Cadiz - wow!  This is the oldest continuously inhabited city in Europe.  Originally founded by the Phoenicians around 3000 BC, Cadiz sits on a small peninsula that juts out to form the Bay of Cadiz.  It is a beautiful city.
Words will not suffice to describe the narrow winding streets lined with 4 story buildings.  Each building has it's own set of ornately decorated balconies complete with wrought iron railing.  Neighbors talk to each other across the narrow gap.  There are plazas everywhere and most of the roads are pedestrian-only walkways with more cafes and restaurants than you could ever hope to visit in a year.  Along the wind and wave swept shore are beautiful parks for strolling with exotic trees, fountains and shady benches.  We will definitely come back for another visit when we get the chance.
Spanish Galleon,  moored in Puerto Sherry

Market, Cadiz

Street in Cadiz

El Puerto,  cafe












From Cadiz, one must plan for the passage through the Strait of Gibraltar.  As the water in Mediterranean evaporates water constantly flows eastward through the strait to replace it.  On top of that are the tides that either increase or counter that flow.   In our case we were sailing eastward, so the only thing that we have to worry about are east winds, known locally as Levantes.  The trip from Cadiz to Gibraltar is too long to take in one bite, so a stop in Barbate, with only a marina and no anchorage, is required.  Once there we had to time our departure with low tide in Gibraltar to fully take advantage of tides and currents.  And we had to make sure that the wind is not blowing against us because this would result in wind against current and the seas could get very ugly.
Barbate beach

We had planned to stay only one night, but as it happened a Levante did blow up and we spent two nights in Barbate.  There is not much to say about this town other than it has a fantastically long white sand beach that is the main attraction.

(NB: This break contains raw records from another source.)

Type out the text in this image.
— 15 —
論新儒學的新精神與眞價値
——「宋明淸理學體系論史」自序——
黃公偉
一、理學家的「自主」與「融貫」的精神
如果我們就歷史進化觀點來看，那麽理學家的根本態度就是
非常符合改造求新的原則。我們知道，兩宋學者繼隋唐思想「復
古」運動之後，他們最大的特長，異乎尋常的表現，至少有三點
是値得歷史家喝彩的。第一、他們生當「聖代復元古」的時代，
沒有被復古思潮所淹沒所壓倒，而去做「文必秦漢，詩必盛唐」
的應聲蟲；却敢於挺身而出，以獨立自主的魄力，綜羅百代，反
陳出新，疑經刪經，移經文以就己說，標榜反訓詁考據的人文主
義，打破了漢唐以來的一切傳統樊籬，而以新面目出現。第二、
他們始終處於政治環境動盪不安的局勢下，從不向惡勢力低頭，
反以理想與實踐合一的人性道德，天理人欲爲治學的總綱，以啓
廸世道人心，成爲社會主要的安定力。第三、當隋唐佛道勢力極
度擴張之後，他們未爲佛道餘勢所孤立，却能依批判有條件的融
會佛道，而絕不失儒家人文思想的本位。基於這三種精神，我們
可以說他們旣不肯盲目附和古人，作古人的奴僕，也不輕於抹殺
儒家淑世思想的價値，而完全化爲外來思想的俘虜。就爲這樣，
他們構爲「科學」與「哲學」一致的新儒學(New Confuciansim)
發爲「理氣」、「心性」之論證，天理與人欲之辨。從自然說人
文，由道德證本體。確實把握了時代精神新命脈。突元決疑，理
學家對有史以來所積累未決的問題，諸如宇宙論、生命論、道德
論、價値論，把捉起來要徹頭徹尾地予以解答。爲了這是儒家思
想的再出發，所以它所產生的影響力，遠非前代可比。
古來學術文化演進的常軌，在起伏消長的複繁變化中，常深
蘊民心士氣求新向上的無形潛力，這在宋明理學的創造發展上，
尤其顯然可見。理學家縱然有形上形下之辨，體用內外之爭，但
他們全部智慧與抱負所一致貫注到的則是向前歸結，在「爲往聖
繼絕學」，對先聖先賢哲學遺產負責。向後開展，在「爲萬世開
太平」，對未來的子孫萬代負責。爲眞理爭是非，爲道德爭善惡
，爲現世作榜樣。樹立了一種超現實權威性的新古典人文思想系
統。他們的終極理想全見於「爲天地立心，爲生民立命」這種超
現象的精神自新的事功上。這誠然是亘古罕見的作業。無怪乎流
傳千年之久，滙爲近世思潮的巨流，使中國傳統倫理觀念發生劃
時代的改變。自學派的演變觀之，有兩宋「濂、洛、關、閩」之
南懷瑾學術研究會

When we did leave, we did so without wind and motored the whole way to Tarifa, which is where the Spanish coast turns eastward and becomes the Strait of Gibraltar.  Along the way we passed Cape Trafalgar, the scene of one of the most famous naval battles in history.  It was here that Vice Admiral Nelson defeated the combined fleet of Spain and France, confirmed British naval supremacy, and lost his life to French sniper fire.
Tariifa, as we turned left into the Straits

As we made the turn at Tarifa, we felt excited as we said good bye to the Atlantic Ocean and realized that soon we would be in the fabled Mediterranean Sea.  It was only 10 miles through the Strait and we were into the Bay of Gibraltar.  We motored past a dozen or so large commercial vessels at anchor the five miles through the bay and into the marina in La Linea, Spain, where we are now.  Gibraltar: another milestone!  Around the corner - the Med.

Branko

3 comments:

Jim said...

Great News,

Anonymous said...

I just love to read all your news -- makes me feel like I'm with you. Love,
Cathy

Diane & Ted said...

Miss you guys. Glad it is going well. We are now stuck in Toronto this winter because Hurricane Irene did massive damage to 3 locks and dams in the Erie that it will take months to repair. We checked but we can not make it through the Champlain canal because of bridges - so here we will remain for the winter. The house that we were going to be house sitting on Cat Island is also destroyed with Irene! Take care and keep writing.